LES MAREES DEL TEMPS (LES MARÉES DU TEMPS)

Texte et Musique: Miquel Pujadó

Parfois, le bleu ou le gris d’un ciel
d’avril ou bien d’automne, ou un arrière-goût de l’air,
ou un effet de lumière, ou une odeur oubliée,
penètre l’épaisseur des ans, la déchire comme une
membrane.
Et rien que pour un instant, pour un instant seulement,
tu retrouves tes quinze, tes vingt, tes vingt-quatre
ans…
Tous ces moments profonds qui ne se laissent pas
abattre
et qui courent dans le sang comme des alcools qui
persistent.
Que veux-tu:
Elles ne montent pas à heures fixes, les marées du
temps,
elles n’arrivent au même niveau à chaque fois.

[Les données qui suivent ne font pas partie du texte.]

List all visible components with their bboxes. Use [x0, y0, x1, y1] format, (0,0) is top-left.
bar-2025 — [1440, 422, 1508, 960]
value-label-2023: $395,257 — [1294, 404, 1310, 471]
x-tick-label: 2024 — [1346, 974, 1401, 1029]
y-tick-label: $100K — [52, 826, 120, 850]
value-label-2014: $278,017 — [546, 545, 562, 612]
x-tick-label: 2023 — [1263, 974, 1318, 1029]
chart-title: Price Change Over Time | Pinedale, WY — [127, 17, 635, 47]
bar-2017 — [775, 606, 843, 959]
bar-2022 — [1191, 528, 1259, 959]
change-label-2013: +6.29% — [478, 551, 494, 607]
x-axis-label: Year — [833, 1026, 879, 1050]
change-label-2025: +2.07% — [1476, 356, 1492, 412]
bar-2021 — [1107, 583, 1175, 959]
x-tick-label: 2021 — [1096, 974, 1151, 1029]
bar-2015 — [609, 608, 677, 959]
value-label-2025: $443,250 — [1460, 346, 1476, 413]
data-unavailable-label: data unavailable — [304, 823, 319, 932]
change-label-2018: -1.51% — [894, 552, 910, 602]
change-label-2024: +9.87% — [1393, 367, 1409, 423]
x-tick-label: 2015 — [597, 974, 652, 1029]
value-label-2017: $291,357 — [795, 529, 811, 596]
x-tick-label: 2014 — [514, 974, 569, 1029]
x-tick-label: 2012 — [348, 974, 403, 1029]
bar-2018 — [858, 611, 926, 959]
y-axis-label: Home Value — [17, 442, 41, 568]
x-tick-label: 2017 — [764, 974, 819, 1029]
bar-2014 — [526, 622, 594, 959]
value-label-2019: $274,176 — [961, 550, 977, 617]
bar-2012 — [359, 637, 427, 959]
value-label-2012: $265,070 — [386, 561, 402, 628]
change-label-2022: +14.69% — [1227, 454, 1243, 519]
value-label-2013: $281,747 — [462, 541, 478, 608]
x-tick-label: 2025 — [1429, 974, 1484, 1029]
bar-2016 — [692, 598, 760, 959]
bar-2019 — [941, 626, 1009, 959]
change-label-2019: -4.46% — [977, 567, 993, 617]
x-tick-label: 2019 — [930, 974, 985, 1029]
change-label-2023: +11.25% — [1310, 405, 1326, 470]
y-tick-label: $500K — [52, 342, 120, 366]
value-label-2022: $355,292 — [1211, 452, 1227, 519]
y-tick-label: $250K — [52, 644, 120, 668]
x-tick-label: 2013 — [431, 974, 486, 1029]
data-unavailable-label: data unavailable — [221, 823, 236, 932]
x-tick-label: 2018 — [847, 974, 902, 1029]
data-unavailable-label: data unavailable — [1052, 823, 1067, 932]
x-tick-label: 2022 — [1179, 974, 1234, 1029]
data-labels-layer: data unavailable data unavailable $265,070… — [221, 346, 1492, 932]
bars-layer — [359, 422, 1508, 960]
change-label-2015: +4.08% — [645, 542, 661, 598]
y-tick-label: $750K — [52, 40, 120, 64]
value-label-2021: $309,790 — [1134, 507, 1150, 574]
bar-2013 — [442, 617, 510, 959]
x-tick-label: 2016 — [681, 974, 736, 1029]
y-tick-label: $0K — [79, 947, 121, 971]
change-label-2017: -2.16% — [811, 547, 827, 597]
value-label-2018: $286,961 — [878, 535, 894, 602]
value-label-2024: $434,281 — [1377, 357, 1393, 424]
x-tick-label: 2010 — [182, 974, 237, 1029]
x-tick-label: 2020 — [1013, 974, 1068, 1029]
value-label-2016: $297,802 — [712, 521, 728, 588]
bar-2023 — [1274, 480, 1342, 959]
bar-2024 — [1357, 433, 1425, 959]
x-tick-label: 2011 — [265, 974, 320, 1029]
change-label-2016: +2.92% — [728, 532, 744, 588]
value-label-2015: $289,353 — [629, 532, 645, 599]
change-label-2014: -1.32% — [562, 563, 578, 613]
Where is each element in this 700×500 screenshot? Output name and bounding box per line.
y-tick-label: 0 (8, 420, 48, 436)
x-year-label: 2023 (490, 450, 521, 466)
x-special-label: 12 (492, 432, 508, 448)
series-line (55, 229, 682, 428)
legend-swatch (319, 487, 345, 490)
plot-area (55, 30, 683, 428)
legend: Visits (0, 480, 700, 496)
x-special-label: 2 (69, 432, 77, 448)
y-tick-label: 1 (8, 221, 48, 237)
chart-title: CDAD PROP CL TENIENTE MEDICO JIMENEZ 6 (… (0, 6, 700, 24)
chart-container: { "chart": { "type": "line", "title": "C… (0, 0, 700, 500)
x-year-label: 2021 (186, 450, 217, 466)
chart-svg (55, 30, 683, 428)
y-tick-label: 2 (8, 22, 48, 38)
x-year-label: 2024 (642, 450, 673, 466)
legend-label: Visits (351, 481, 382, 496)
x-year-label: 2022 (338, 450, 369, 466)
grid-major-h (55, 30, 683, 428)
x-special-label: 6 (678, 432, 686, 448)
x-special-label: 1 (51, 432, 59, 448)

Elles entraînent  en haute mer celui qui sait bien nager,
et celui qui attend la noyade ne se mouille que les
pieds.
Souvent, tu ne sais pas comment, tu t‘y trouves
englouti
et tu y bois à douces gorgées l’Eternité amère.
Et un début d’ivresse te dit que l’aujourd’hui
et le demain sont en train de se mélanger en un
présent infini.
Parfois, l’ancien goût des mots que tu n’as pas dit
ou la chaleur du bras que tu n’as pas su prendre
revient comme une flamme née d’un amas de cendres
et te met la fièvre au front et le fiel au palais.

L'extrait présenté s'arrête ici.